"May I ask who you are?"
"My name is Anstruther—Robert Anstruther."
Iris, clinging to his arm, heard the reply.
So he had abandoned all pretence. He was ready to face the world at her side. She stole a loving glance at him as she cried—
"Yes, Captain Anstruther, of the Indian Staff Corps. If he will not tell you all that he has done, how he has saved my life twenty times, how he has fought single-handed against eighty men, ask me!"
The naval officer did not need to look a second time at Iris's face to lengthen the list of Captain Anstruther's achievements, by one more item. He sighed. A good sailor always does sigh when a particularly pretty girl is labeled "Engaged."

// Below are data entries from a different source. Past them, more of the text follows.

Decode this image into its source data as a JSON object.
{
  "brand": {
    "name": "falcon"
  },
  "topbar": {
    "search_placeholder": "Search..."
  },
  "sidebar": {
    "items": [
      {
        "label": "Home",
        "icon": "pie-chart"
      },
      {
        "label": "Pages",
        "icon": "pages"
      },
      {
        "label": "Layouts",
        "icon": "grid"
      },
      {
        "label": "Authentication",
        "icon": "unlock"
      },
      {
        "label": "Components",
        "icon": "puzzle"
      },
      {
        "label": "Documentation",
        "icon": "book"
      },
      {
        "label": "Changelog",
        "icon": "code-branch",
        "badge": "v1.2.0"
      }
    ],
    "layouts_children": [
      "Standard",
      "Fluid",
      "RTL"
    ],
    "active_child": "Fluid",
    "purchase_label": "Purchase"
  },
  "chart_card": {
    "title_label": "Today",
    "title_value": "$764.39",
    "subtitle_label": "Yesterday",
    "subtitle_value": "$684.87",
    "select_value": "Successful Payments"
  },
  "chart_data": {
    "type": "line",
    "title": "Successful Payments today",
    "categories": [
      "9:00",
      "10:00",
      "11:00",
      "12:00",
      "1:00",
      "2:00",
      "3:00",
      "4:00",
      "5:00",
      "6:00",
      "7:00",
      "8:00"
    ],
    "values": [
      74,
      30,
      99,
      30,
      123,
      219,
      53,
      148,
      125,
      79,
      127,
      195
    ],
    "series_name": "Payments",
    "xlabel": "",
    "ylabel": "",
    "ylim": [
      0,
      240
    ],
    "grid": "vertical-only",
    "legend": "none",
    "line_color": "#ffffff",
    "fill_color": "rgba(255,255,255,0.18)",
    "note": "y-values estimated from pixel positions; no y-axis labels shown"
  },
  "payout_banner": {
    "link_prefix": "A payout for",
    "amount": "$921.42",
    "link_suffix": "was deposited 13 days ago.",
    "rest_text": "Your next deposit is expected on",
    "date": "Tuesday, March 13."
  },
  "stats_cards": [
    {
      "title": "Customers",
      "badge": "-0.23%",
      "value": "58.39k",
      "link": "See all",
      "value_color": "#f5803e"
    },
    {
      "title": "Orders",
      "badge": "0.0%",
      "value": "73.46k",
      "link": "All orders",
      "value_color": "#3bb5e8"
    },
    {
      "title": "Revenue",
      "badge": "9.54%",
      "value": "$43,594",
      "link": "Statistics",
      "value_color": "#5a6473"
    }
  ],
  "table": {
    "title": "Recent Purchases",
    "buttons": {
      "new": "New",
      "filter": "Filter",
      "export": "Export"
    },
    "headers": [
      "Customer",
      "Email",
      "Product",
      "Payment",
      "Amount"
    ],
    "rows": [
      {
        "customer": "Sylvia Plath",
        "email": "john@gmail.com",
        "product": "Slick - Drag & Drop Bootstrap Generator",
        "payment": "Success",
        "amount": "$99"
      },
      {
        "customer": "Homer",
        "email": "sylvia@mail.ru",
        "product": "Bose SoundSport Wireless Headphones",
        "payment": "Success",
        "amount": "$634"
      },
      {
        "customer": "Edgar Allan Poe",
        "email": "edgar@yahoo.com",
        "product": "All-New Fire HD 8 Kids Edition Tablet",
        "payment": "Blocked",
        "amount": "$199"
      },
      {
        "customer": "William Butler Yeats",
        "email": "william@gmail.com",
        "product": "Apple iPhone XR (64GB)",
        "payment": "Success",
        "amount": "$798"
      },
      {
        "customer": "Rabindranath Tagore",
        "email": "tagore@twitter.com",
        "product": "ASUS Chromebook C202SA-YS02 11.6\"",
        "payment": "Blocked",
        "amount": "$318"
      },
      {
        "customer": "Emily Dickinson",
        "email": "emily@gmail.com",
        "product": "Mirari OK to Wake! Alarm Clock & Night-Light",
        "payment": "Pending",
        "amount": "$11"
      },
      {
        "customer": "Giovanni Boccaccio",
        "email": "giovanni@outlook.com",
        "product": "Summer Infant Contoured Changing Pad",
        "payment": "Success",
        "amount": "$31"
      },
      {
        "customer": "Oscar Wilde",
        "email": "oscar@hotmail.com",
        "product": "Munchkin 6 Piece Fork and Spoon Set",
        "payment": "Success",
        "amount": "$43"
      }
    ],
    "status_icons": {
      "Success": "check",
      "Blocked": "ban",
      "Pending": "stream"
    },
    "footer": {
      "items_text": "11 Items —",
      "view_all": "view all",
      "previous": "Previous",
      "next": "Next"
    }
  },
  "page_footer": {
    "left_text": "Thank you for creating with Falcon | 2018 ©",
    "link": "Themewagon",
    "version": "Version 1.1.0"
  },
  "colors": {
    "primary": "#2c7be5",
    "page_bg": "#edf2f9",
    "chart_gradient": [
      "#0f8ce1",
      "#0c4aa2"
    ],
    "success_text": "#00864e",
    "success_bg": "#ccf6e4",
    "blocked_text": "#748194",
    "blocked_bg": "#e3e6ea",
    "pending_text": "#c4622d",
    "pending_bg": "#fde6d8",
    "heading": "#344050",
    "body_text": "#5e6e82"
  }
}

But he could be very polite.
"Captain Anstruther does not appear to have left much for us to do, Miss Deane," he said. "Indeed," turning to Robert, "is there any way in which my men will be useful?"
"I would recommend that they drag the green stuff off that fire and stop the smoke. Then, a detachment should go round the north side of the island and drive the remaining Dyaks into the hands of the party you have landed, as I understand, at the further end of the south beach. Mir Jan, the Mahommedan here, who has been a most faithful ally during part of our siege, will act as guide."
The other man cast a comprehensive glance over the rock, with its scaling ladders and dangling rope-ladder, the cave, the little groups of dead or unconscious pirates—for every wounded man who could move a limb had crawled away after the first shell burst—and drew a deep breath.